Geopolitical Tensions with Iran Ebb and Flow
A reminder: Iran is strategically important for the global supply chain for oil. The Strait of Hormuz, controlled by Iran, sees somewhere between 30-40% of the global oil supply pass through it every day. Accordingly, the repeated threats by Iran to cutoff access to this crucial global shipping lane have proven significant in shaping price action in energy markets.
That tensions with Iran appear to have a chance at easing (Iranian leaders have said to seek to resolve the dispute without further escalation), the near-term backdrop for oil prices is rapidly changing: whereas at the start of July, the focus was on tight supply thanks to OPEC+ and Hurricane Barry; now, the focus is on a lack of demand.
If the fundamental backdrop for crude oil prices is becoming more bearish in the near-term, there are implications for one of the strongest currencies in recent weeks, the Canadian Dollar (via USD/CAD).
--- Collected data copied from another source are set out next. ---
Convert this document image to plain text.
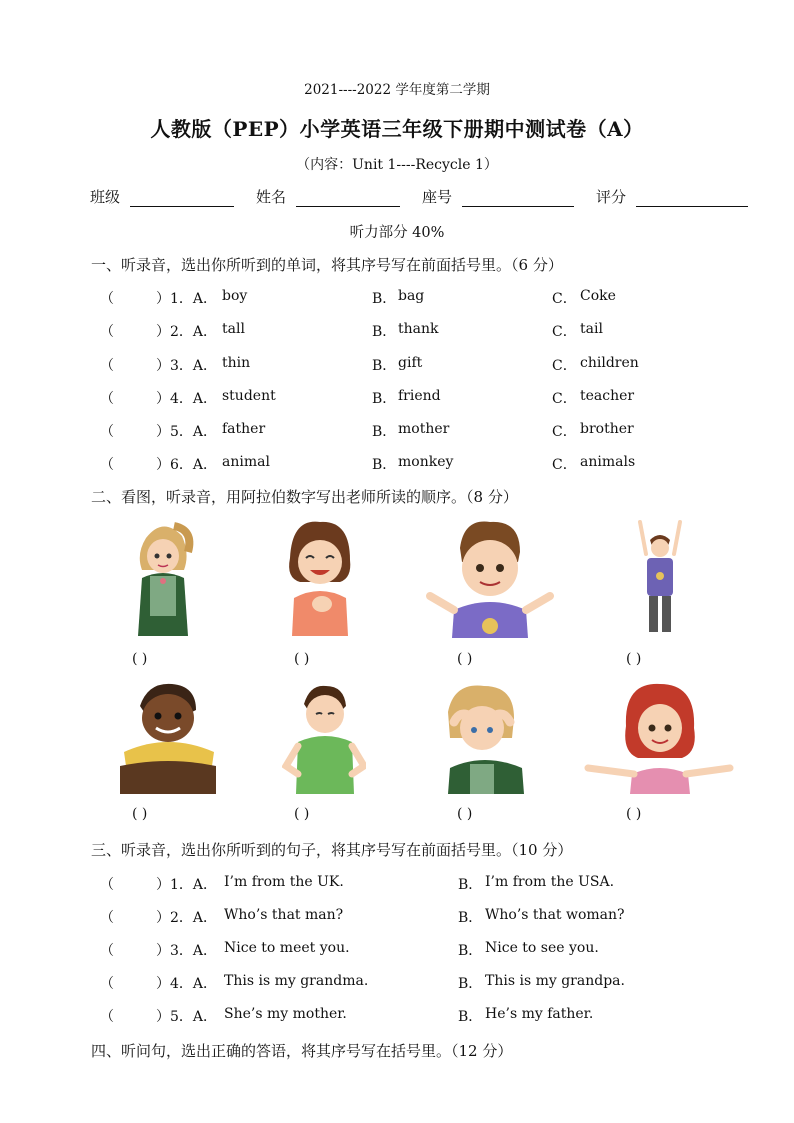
2021----2022 学年度第二学期
人教版（PEP）小学英语三年级下册期中测试卷（A）
（内容：Unit 1----Recycle 1）
班级	姓名	座号	评分
听力部分 40%
一、听录音，选出你所听到的单词，将其序号写在前面括号里。（6 分）
（	）1．A． boy	B． bag	C． Coke
（	）2．A． tall	B． thank	C． tail
（	）3．A． thin	B． gift	C． children
（	）4．A． student	B． friend	C． teacher
（	）5．A． father	B． mother	C． brother
（	）6．A． animal	B． monkey	C． animals
二、看图，听录音，用阿拉伯数字写出老师所读的顺序。（8 分）
( )	( )	( )	( )
( )	( )	( )	( )
三、听录音，选出你所听到的句子，将其序号写在前面括号里。（10 分）
（	）1．A． I’m from the UK.	B． I’m from the USA.
（	）2．A． Who’s that man?	B． Who’s that woman?
（	）3．A． Nice to meet you.	B． Nice to see you.
（	）4．A． This is my grandma.	B． This is my grandpa.
（	）5．A． She’s my mother.	B． He’s my father.
四、听问句，选出正确的答语，将其序号写在括号里。（12 分）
First, a look at crude oil price charts:
Crude Oil Technical Analysis: Daily Price Chart (July 2018 to July 2019) (Chart 1)
Crude oil prices may have been trading in a symmetrical triangle since the end of May that is seeing a breakdown emerge this week. Breaking the trendline from the June 18 and July 5 bullish outside piercing candles lows yesterday, crude oil prices are finding follow through to the downside today. Now, price has fallen back below the daily 21-EMA (although the daily 8-, 13-, 21-EMA envelope is not in sequential order). Although both daily MACD and Slow Stochastics are in bullish territory still, they are quickly shifting back towards bearish territory (sell signals could come later this week). A drop back to trendline support from the December 2018 and July 2019 lows should not be ruled out.
IG Client Sentiment Index: Crude Oil Price Forecast (July 17, 2019) (Chart 2)
Crude oil prices: Retail trader data shows 55.6% of traders are net-long with the ratio of traders long to short at 1.25 to 1. The number of traders net-long is 3.9% higher than yesterday and 9.1% lower from last week, while the number of traders net-short is 8.9% lower than yesterday and 1.4% lower from last week.
We typically take a contrarian view to crowd sentiment, and the fact traders are net-long suggests crude oil prices may continue to fall. Traders are further net-long than yesterday and last week, and the combination of current sentiment and recent changes gives us a stronger crude oil price bearish contrarian trading bias.
USD/CAD Technical Analysis: Daily Price Chart (September 2018 to July 2019) (Chart 3)
The path of least resistance for USD/CAD remains to the downside, even if the near-term picture is getting cloudier. USD/CAD remains below the rising trendline from the February 2018, September 2018, and March 2019 swing lows. Similarly, USD/CAD continues to trade below the daily 8-, 13-, and 21-EMA envelope. Yet with crude oil prices turning lower, it is possible that USD/CAD sees some of this bearish momentum ease. Indeed, both daily MACD and Slow Stochastics are trending higher, albeit in bearish territory. Traders may want to wait to see how a USD/CAD rebound takes shape before attempting to reengage the downtrend.
IG Client Sentiment Index: USD/CAD Price Forecast (July 17, 2019) (Chart 4)
USD/CAD: Retail trader data shows 60.0% of traders are net-long with the ratio of traders long to short at 1.5 to 1. In fact, traders have remained net-long since Jun 26 when USD/CAD traded near 1.3182; price has moved 1.0% lower since then. The number of traders net-long is 0.9% higher than yesterday and 12.6% lower from last week, while the number of traders net-short is 10.5% lower than yesterday and 12.3% higher from last week.
We typically take a contrarian view to crowd sentiment, and the fact traders are net-long suggests USD/CAD prices may continue to fall. Traders are further net-long than yesterday and last week, and the combination of current sentiment and recent changes gives us a stronger USD/CAD-bearish contrarian trading bias.